Nominated by Prof. Faurisson, Lady Renouf was elected to serve on a five-member international fact-finding committee created at the end of the Tehran conference to advance research and support informed historical debate.
Between 2006 and 2020 Lady Renouf has been interviewed in many television and radio debates and discussions opposite (for example) Prof. Norman Finkelstein; former CIA officer Dr George Lambrakis; Dr Nicholas Kollerstrom; the Rev. Stephen Sizer; and Dmitry Shimelfarb, former adviser and press spokesman for Israeli Prime Minister Benjamin Netanyahu. In 2005 she was honoured with the George Orwell Award by the Canadian Free Speech League, and has spoken at conferences in Canada, the USA and Mexico. Several of these speeches, films and interviews have focused on Lady Renouf’s campaign to raise awareness about the first, pre-Israel Jewish Homeland option in Birobidjan – the Jewish Autonomous Region created in 1928 in the former Soviet Union and still flourishing to this day in Vladimir Putin’s Russia.
When the Australian revisionist Dr Fredrick Töben was arrested at London’s Heathrow Airport in October 2008 and subjected to a European Arrest Warrant seeking his extradition to face criminal opinion charges in Germany, Lady Renouf mobilised a defence team that successfully opposed the warrant as invalid, forcing the German authorities to back down and accept his release. The Töben case proved an important precedent in relation to the traditional Catholic Bishop Richard Williamson, who was convicted in Germany for answers he gave to a Swedish television crew in November 2008, but who as a consequence of the success in Töben’s case, could not be subjected to a European Arrest Warrant. On Bishop Williamson’s return to London in 2009 he was met at the airport by Lady Renouf, who gave interviews to BBC Radio 4 and the World Service later that day, in which she debated the issues involved with Deborah Lipstadt and the late Greville Janner of the World Jewish Congress.

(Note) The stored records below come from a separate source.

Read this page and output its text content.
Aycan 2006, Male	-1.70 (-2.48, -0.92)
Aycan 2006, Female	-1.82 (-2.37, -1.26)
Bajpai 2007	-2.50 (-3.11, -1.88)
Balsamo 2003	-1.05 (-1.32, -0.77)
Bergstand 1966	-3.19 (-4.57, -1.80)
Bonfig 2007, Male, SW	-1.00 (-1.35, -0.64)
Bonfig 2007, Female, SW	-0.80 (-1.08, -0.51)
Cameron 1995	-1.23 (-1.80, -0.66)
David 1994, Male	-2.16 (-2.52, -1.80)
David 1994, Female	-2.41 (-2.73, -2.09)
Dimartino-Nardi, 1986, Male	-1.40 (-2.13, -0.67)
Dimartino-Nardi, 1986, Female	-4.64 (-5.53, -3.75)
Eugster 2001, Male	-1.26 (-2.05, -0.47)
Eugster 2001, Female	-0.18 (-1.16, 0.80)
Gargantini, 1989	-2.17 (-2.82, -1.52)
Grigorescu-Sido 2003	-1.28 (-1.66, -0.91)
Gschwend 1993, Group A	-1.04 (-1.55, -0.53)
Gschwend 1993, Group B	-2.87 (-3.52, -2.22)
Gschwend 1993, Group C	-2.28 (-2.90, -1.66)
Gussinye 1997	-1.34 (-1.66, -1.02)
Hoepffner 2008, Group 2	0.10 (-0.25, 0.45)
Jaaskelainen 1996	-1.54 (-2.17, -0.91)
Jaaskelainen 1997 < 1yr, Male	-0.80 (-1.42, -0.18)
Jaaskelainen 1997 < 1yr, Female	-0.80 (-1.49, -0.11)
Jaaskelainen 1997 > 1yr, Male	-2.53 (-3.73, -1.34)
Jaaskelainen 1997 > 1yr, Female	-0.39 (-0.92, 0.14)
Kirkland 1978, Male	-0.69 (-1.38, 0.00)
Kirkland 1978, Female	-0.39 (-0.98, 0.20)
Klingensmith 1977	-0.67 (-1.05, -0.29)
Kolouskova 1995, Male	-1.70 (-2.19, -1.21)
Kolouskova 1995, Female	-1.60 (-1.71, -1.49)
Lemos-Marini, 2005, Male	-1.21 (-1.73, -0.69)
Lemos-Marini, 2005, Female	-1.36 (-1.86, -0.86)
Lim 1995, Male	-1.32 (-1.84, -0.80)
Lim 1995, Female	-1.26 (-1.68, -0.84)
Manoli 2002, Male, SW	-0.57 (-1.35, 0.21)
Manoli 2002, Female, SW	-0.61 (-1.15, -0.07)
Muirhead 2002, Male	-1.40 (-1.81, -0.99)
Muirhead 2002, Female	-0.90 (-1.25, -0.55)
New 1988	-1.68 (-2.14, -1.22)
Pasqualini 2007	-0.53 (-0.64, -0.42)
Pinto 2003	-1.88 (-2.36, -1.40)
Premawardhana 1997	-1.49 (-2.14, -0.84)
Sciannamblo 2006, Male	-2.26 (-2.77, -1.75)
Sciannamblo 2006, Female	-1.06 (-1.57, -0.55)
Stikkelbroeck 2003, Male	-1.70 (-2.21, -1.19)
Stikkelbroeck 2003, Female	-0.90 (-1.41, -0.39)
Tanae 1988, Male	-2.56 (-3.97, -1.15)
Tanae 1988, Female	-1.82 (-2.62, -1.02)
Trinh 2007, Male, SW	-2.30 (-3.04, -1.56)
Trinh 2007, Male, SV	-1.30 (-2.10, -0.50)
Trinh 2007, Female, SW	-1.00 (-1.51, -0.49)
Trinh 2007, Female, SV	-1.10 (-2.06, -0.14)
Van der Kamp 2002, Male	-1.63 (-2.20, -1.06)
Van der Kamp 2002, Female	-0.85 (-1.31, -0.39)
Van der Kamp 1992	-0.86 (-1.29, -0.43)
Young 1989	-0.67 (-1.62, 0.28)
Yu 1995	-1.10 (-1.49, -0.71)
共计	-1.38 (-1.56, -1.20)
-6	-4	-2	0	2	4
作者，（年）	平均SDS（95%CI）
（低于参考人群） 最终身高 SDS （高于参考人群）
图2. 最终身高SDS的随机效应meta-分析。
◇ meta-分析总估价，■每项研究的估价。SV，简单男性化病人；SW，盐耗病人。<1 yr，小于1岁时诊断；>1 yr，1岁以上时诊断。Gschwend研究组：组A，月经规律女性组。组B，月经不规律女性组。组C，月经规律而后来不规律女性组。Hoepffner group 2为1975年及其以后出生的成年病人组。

Now those same German authorities are seeking revenge in a wholly unwarranted prosecution of a British citizen for a perfectly normal and reasonable (though unplanned and unprepared) speech in Dresden two years ago, a speech intended as a humble acknowledgment of British guilt and contrition for a terrible crime against German civilians committed 75 years ago.
By this politically-motivated prosecution, the moribund Merkel government’s servants in the German state apparatus dishonour their own dead, and discredit themselves before the world’s media.
Lady Renouf’s former husband Sir Frank Renouf was a prisoner-of-war in Germany for four years following his capture after parachuting into Greece on 26th April 1941. His time in an officers’ prisoner-of-war camp in Bavaria was well spent learning German from a friendly guard with the aid of Schiller’s poetry, building a tennis court, enjoying Red Cross food parcels, and conducting a correspondence course with Worcester College, Oxford, where he was admitted for a postwar degree. His German connections were strengthened after the war as a friend of British Prime Minister Edward Heath and eminent figures in European banking including the British Lord Kindersley (a director of the Bank of England) and the German Hermann Abs (a director of Deutsche Bank). The Renoufs’ matrimonial home at 37 Eaton Square, Belgravia, had during the 1930s been the home of British Prime Minister Neville Chamberlain, who immediately before the Second World War rented out this same property as the home of German Ambassador Joachim von Ribbentrop – the first prisoner executed by the Allies at Nuremberg in 1946.
It remains to be seen whether 21st century Germany will be as hospitable to Lady Renouf as wartime Germany was to her former husband!